Nel frattempo, però, il vice-questore Alice, compagna del "barrista" Massimo e madre della loro primogenita Matilde, si trova per le mani un caso spinoso. Un giovane studente, che stava preparando la tesi per il dottorato alla Normale di Pisa, è precipitato davanti al municipio del paese, con tutta evidenza facendo un volo, non richiesto, da una delle finestre dell’edificio.
Direttamente o indirettamente coinvolti, oltre ai pochi impiegati presenti nel palazzo durante quella notte, un esimo barone dell’università toscana (relatore del defenestrato) e un nobile ultra-decaduto la cui famiglia, sino a qualche decennio prima, era proprietaria di una tenuta, il Bosco Torto, che ora è oggetto di accese battaglie politiche in vista della sua probabile vendita a una multinazionale.
Così, mentre i vecchietti, una volta tanto, sono più attratti dalla pupattola appena nata che dalle indagini di polizia, e Massimo si arrabatta per cercare di venire a capo di un brutto guaio relativo alla concessione d’uso di suolo pubblico, Alice, nella sua indagine, si imbatte in questioni sugli usi civici e in antichi manoscritti di importanza storica che potrebbero riscrivere pagine della letteratura italiana.
Che dire di nuovo sulle storie che vedono protagonisti i vecchietti del Bar Lume, dopo nove romanzi di successo e una ventina di racconti brevi?

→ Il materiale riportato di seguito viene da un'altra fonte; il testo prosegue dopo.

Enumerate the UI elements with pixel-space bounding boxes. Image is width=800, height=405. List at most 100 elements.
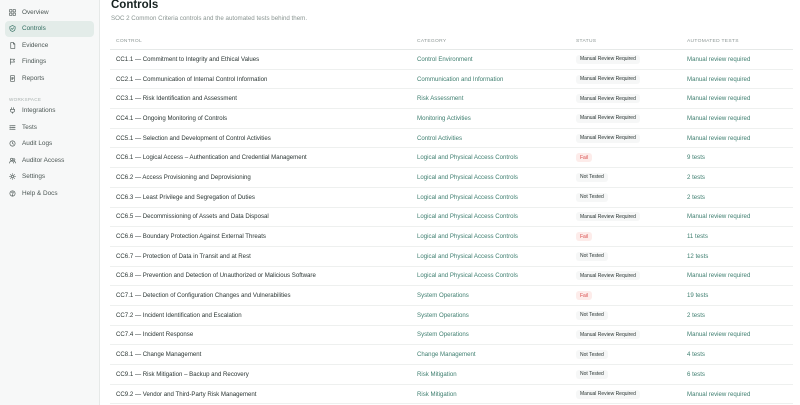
control-name[interactable]: CC6.6 — Boundary Protection Against Exte… [110,233,417,240]
control-name[interactable]: CC3.1 — Risk Identification and Assessme… [110,95,417,102]
category-link[interactable]: Logical and Physical Access Controls [417,154,576,161]
table-row[interactable]: CC5.1 — Selection and Development of Con… [110,129,793,149]
column-header-status[interactable]: STATUS [576,39,687,44]
column-header-control[interactable]: CONTROL [110,39,417,44]
automated-tests-link[interactable]: 4 tests [687,351,793,358]
table-row[interactable]: CC6.1 — Logical Access – Authentication … [110,148,793,169]
automated-tests-link[interactable]: 12 tests [687,253,793,260]
category-link[interactable]: Logical and Physical Access Controls [417,174,576,181]
automated-tests-link[interactable]: Manual review required [687,135,793,142]
category-link[interactable]: Logical and Physical Access Controls [417,233,576,240]
automated-tests-link[interactable]: Manual review required [687,391,793,398]
sidebar-item-settings[interactable]: Settings [5,169,94,186]
column-header-tests[interactable]: AUTOMATED TESTS [687,39,793,44]
automated-tests-link[interactable]: 6 tests [687,371,793,378]
sidebar-item-label: Settings [22,173,46,181]
status-badge: Not Tested [576,172,608,182]
table-row[interactable]: CC6.6 — Boundary Protection Against Exte… [110,227,793,247]
control-name[interactable]: CC2.1 — Communication of Internal Contro… [110,76,417,83]
column-header-category[interactable]: CATEGORY [417,39,576,44]
sidebar-item-auditor-access[interactable]: Auditor Access [5,152,94,169]
category-link[interactable]: Control Environment [417,56,576,63]
table-row[interactable]: CC6.7 — Protection of Data in Transit an… [110,247,793,267]
automated-tests-link[interactable]: Manual review required [687,213,793,220]
category-link[interactable]: Logical and Physical Access Controls [417,213,576,220]
category-link[interactable]: Logical and Physical Access Controls [417,194,576,201]
automated-tests-link[interactable]: 11 tests [687,233,793,240]
automated-tests-link[interactable]: 2 tests [687,194,793,201]
control-name[interactable]: CC7.4 — Incident Response [110,331,417,338]
sidebar-item-findings[interactable]: Findings [5,54,94,71]
status-badge: Manual Review Required [576,133,640,143]
automated-tests-link[interactable]: 19 tests [687,292,793,299]
control-name[interactable]: CC4.1 — Ongoing Monitoring of Controls [110,115,417,122]
category-link[interactable]: Control Activities [417,135,576,142]
automated-tests-link[interactable]: Manual review required [687,95,793,102]
category-link[interactable]: System Operations [417,312,576,319]
automated-tests-link[interactable]: Manual review required [687,115,793,122]
table-row[interactable]: CC8.1 — Change Management Change Manageme… [110,345,793,365]
control-name[interactable]: CC9.2 — Vendor and Third-Party Risk Mana… [110,391,417,398]
control-name[interactable]: CC6.8 — Prevention and Detection of Unau… [110,272,417,279]
table-row[interactable]: CC4.1 — Ongoing Monitoring of Controls Mo… [110,109,793,129]
control-name[interactable]: CC6.5 — Decommissioning of Assets and Da… [110,213,417,220]
table-row[interactable]: CC6.3 — Least Privilege and Segregation … [110,188,793,208]
sidebar-item-integrations[interactable]: Integrations [5,103,94,120]
control-name[interactable]: CC7.1 — Detection of Configuration Chang… [110,292,417,299]
control-name[interactable]: CC7.2 — Incident Identification and Esca… [110,312,417,319]
sidebar-item-controls[interactable]: Controls [5,20,94,37]
control-name[interactable]: CC5.1 — Selection and Development of Con… [110,135,417,142]
status-cell: Manual Review Required [576,133,687,143]
sidebar-item-label: Findings [22,58,47,66]
sidebar-item-audit-logs[interactable]: Audit Logs [5,136,94,153]
category-link[interactable]: Logical and Physical Access Controls [417,253,576,260]
category-link[interactable]: System Operations [417,292,576,299]
table-row[interactable]: CC7.1 — Detection of Configuration Chang… [110,286,793,306]
control-name[interactable]: CC9.1 — Risk Mitigation – Backup and Rec… [110,371,417,378]
sidebar-item-overview[interactable]: Overview [5,4,94,21]
automated-tests-link[interactable]: Manual review required [687,272,793,279]
status-cell: Manual Review Required [576,389,687,399]
automated-tests-link[interactable]: Manual review required [687,56,793,63]
list-icon [9,124,16,131]
sidebar-item-evidence[interactable]: Evidence [5,37,94,54]
table-row[interactable]: CC6.2 — Access Provisioning and Deprovis… [110,168,793,188]
automated-tests-link[interactable]: 2 tests [687,174,793,181]
table-row[interactable]: CC1.1 — Commitment to Integrity and Ethi… [110,50,793,70]
automated-tests-link[interactable]: 9 tests [687,154,793,161]
control-name[interactable]: CC8.1 — Change Management [110,351,417,358]
sidebar-item-help-docs[interactable]: Help & Docs [5,185,94,202]
table-row[interactable]: CC6.5 — Decommissioning of Assets and Da… [110,208,793,228]
category-link[interactable]: Monitoring Activities [417,115,576,122]
category-link[interactable]: Risk Assessment [417,95,576,102]
sidebar-item-tests[interactable]: Tests [5,119,94,136]
control-name[interactable]: CC6.7 — Protection of Data in Transit an… [110,253,417,260]
control-name[interactable]: CC6.3 — Least Privilege and Segregation … [110,194,417,201]
control-name[interactable]: CC6.1 — Logical Access – Authentication … [110,154,417,161]
control-name[interactable]: CC6.2 — Access Provisioning and Deprovis… [110,174,417,181]
status-cell: Not Tested [576,251,687,261]
sidebar-item-label: Controls [22,25,46,33]
automated-tests-link[interactable]: Manual review required [687,76,793,83]
control-name[interactable]: CC1.1 — Commitment to Integrity and Ethi… [110,56,417,63]
status-cell: Not Tested [576,350,687,360]
status-badge: Manual Review Required [576,330,640,340]
table-row[interactable]: CC7.4 — Incident Response System Operatio… [110,326,793,346]
page-subtitle: SOC 2 Common Criteria controls and the a… [111,15,308,22]
table-row[interactable]: CC9.2 — Vendor and Third-Party Risk Mana… [110,385,793,405]
status-badge: Fail [576,291,593,301]
table-row[interactable]: CC3.1 — Risk Identification and Assessme… [110,89,793,110]
table-row[interactable]: CC7.2 — Incident Identification and Esca… [110,306,793,326]
category-link[interactable]: Logical and Physical Access Controls [417,272,576,279]
table-row[interactable]: CC6.8 — Prevention and Detection of Unau… [110,267,793,287]
automated-tests-link[interactable]: 2 tests [687,312,793,319]
category-link[interactable]: Change Management [417,351,576,358]
table-row[interactable]: CC2.1 — Communication of Internal Contro… [110,70,793,90]
automated-tests-link[interactable]: Manual review required [687,331,793,338]
category-link[interactable]: Communication and Information [417,76,576,83]
category-link[interactable]: Risk Mitigation [417,391,576,398]
category-link[interactable]: System Operations [417,331,576,338]
sidebar-item-reports[interactable]: Reports [5,70,94,87]
category-link[interactable]: Risk Mitigation [417,371,576,378]
table-row[interactable]: CC9.1 — Risk Mitigation – Backup and Rec… [110,365,793,385]
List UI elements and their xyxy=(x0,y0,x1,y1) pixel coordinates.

Non possiamo considerarla certo Letteratura con l’iniziale maiuscola, nonostante l’autore scriva in un italiano impeccabile, ahimè cosa assai rara di questi tempi, e le trame siano ben congegnate e strutturate. Però, come, tornando a casa dopo una giornata di duro lavoro, noi si preferisce infilare i piedi nelle comode, confortevoli pantofole imbottite, piuttosto che continuare a soffrire dentro a più formali calzature da ufficio, così, scorrere le righe in cui si narrano le vicende del simpatico quartetto e del loro contorno, è andare incontro a una lettura accogliente, piacevole e, sotto molti punti di vista, tranquillizzante. Una lettura che non ci instilla soverchi dubbi o problemi esistenziali, ma che ci rilassa e diverte, fa fare qualche risata e, perché no, ci spinge pure a riflettere su alcune questioni più serie.
Per parte mia, poi, trovo poi estremamente rasserenante trovare concetti e considerazioni che sento mie nel profondo. Osservazioni, magari pure banali su cose banali, ma dette nella più assoluta serena sincerità, infischiandosene del politicamente corretto o della tendenza a evitare espressioni che possano causare anche la minima asperità, il minimo dissenso, nel lettore. Insomma, è come sedersi in salotto a sorseggiare una birra a fianco di amici fidati, parlando del più e del meno in totale rilassatezza.
Nella storia gialla Malvaldi non perde occasione di farci capire che, in fondo, lui scienziato è, e. anche in questo caso. la soluzione vada ricercata con spirito scientifico. Nella fattispecie, sebbene il titolo ci richiami alla mente il classico gioco della morra cinese, nel concreto dovremo riandare con la memoria a un noto enigma che riguarda la città di Königsberg e i suoi sette ponti. Idea, se non proprio nuova, certamente ben trovata e, comunque, funzionale allo svolgersi della trama che si sviluppa in modo non troppo intricato e cervellotico.
Insomma come al solito Malvaldi ci dona un libro distensivo e piacevole, per una rilassante seduta di lettura senza troppi problemi.